My mental model of a ideal ISA is very similar to what you describe.
> The next level of the hierarchy is microthreading, which is done fully on hardware, no SW overhead of
> starting threads more than single instrucion for fork and single instruction for join. All the microthreads
> have same virtual memory mapping, and there are just one instruction which starts another microthread,
> returning odd value to one thread and even value to another thread, and couple of different instructions
> to join thread. Some of these thread join instructions also perform some reduce operation on single-register
> return value data from both micro-threads, for example min, max, or add.
>
> The implementation is always free to execute the microthreads sequentially (common case if all our
> hardware microthreads are already in use, for example started by outer level function); programmer
> can write his code/compiler can compile the code like he/it has infinite amount of microthreads
> available. As the bundles execute atomically, different microthreads can still do things like incrementing
> the same counter in memory, but as they are allowed to execute sequentially, they are not allowed
> to wait data from one another microthread because that might cause a deadlock.
>
> This kind of microthreading should be VERY fast for creating new threads and joining existing ones, as
> it can be done fully on hardware: If there is a free HW microthread available, the ufork instruction just
> sets the PC and RAT for it(both threads get the same register contents) and activates it, if there are
> no, the beginning instruction address of the microthread is and GPR contents is put into (HW) queue and
> no new thread is started yet.
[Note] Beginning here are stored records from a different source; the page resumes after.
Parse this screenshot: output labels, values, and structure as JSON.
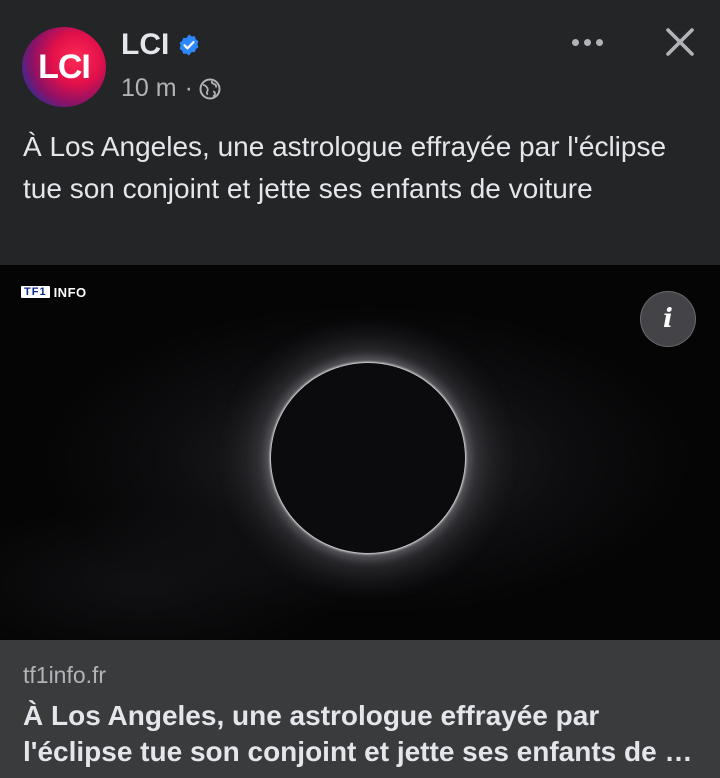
{
  "header": {
    "avatar_text": "LCI",
    "page_name": "LCI",
    "timestamp": "10 m",
    "separator": "·",
    "verified_icon": "verified-badge-icon",
    "privacy_icon": "globe-icon",
    "more_icon": "more-horizontal-icon",
    "close_icon": "close-icon"
  },
  "post": {
    "text": "À Los Angeles, une astrologue effrayée par l'éclipse tue son conjoint et jette ses enfants de voiture"
  },
  "image": {
    "watermark_mark": "TF1",
    "watermark_text": "INFO",
    "info_label": "i",
    "description_subject": "solar eclipse"
  },
  "link": {
    "domain": "tf1info.fr",
    "title_line1": "À Los Angeles, une astrologue effrayée par",
    "title_line2": "l'éclipse tue son conjoint et jette ses enfants de …"
  },
  "colors": {
    "background": "#242526",
    "link_preview_bg": "#3a3b3c",
    "text_primary": "#e4e6eb",
    "text_secondary": "#b0b3b8",
    "verified_blue": "#2d88ff"
  }
}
When some thread exits, new one is taken from the queue and executed.
>
> The HW is free to even start executing the microthreads in SIMT way.
>
> As there is no limit how many waiting microthreads there may be, there is a hardware-based stack which can spill
> the PC and GPRs of a waiting microthread into memory into special protected memory location allocated for it
> by the OS. The only thing the OS does is allocating space for the stack. The same protected stack might also
> handle function return addresses so that those cannot be overwritten by normal load/store operations.
Here instead of a full hardware stack/queue I was imagining that the fork instruction would specify a memory location for the new microthread context data including a field for a pointer to the next microthread in the queue (or previous, if microthreads are FILO) and the hardware itself only have to specify two register to control this, a first and last item of the queue.